If you are Episcopalian or Jewish, CHECK
have a graduate or professional degree from an expensive university, CHECK
work in a large downtown office building in an East or West Coast metropolis, CHECK
watch MacNeil/Lehrer on PBS, Um…NO
and are saving for a vacation in London or Paris, just came back from London, CHECK
you are a card-carrying member of the white overclass,
even if your salary is not very impressive. um…CHECK. well by the standards of what I would consider “wealthy” it isn’t

It seems to me that Lind defines this “overclass” as anyone who is white and graduated from a private university. Clearly I belong to this class by his definition, but I’m pretty sure there is at least an entire class of people above me. (Basically, whoever is buying those multi-million dollar Park Ave appartments).

Oh, never mind. Those are the institutional elite. I guess those are like the Partners in the law firms and investment banking managing directors who are the overlords of the overclass and to which we eventually aspire to.

This seems to me more of a distinction between Middle Class and Upper Middle Class.

Not any more. From roughly 1870-1960, we had a de facto hereditary aristocracy (although, as Krokodil points out, the fortunes tended to disperse a little more quickly than their European equivalents).
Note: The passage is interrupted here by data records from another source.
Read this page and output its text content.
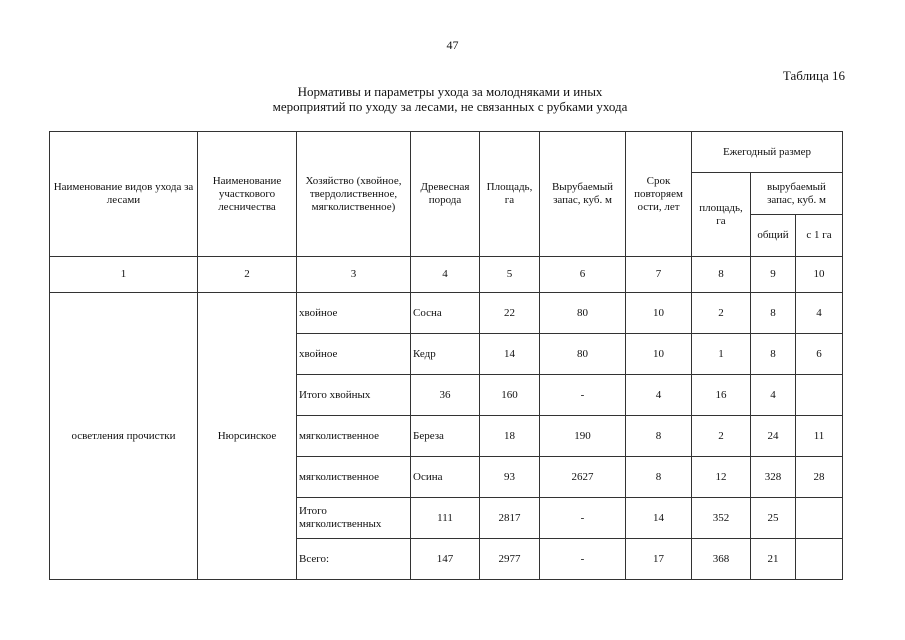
47
Таблица 16
Нормативы и параметры ухода за молодняками и иных
мероприятий по уходу за лесами, не связанных с рубками ухода
Наименование видов ухода за лесами	Наименование участкового лесничества	Хозяйство (хвойное, твердолиственное, мягколиственное)	Древесная порода	Площадь, га	Вырубаемый запас, куб. м	Срок повторяем ости, лет	Ежегодный размер		
							площадь, га	вырубаемый запас, куб. м	
								общий	с 1 га
1	2	3	4	5	6	7	8	9	10
осветления прочистки	Нюрсинское	хвойное	Сосна	22	80	10	2	8	4
		хвойное	Кедр	14	80	10	1	8	6
		Итого хвойных	36	160	-	4	16	4	
		мягколиственное	Береза	18	190	8	2	24	11
		мягколиственное	Осина	93	2627	8	12	328	28
		Итого мягколиственных	111	2817	-	14	352	25	
		Всего:	147	2977	-	17	368	21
But they’re just not quite the power players they used to be, even if some of them are still quite wealthy.

While I don’t think that Lind is describing the real upper class, I do agree that class in America is not a function of wealth or income. There is a difference between being rich and having money.

Mine is exactly the same. Maybe some of the European Dopers can help us come up with suitable titles, rights and responsibilities when it comes to those beneath us. One thing me and most Americans don’t believe is that you can be a member of the white overclass even if your income is not very impressive. That makes no sense unless you are just looking at income and not net worth. If you don’t make all that much money, you aren’t part of any overclass. It doesn’t matter who your grandfather was. However, the reverse is not true. You can have tons of money and still be white trash (Tonya Harding for example. Britney Spears is stepping right on the line).

The richest and most powerful fams in America
And the newcomers the Walton

We don’t have anything resembling an aristocracy. Any attempts to shoehorn the concept into American life is going to fail. We have plenty of rich people, we have many rich families that have maintained and grown their wealth over a series of generations. However, they aren’t generally thought to be entitled to anything. Wealth is increasingly fleeing because more and more companies are publicly held and more and more wealth is “paper wealth”. Now, that’s not to say that rich people don’t have a leg up, especially in politics where money can buy a campaign, but there are far more examples of where this failed than where it succeeded.

The Kennedys and Bushes are interesting in that wealth and politics dovetailed across a couple of generations but they aren’t long standing by any stretch. I don’t think that many people would agree with the notion that they were bequeathed their positions based on their family name though. They were popularly elected and their family names probably created just as much negative perception as positive while the campaigns went on.

Rich people get attention. Often that spans generations. But there isn’t any station or preference accorded to that attention beyond what they are able buy. Capitalism and all.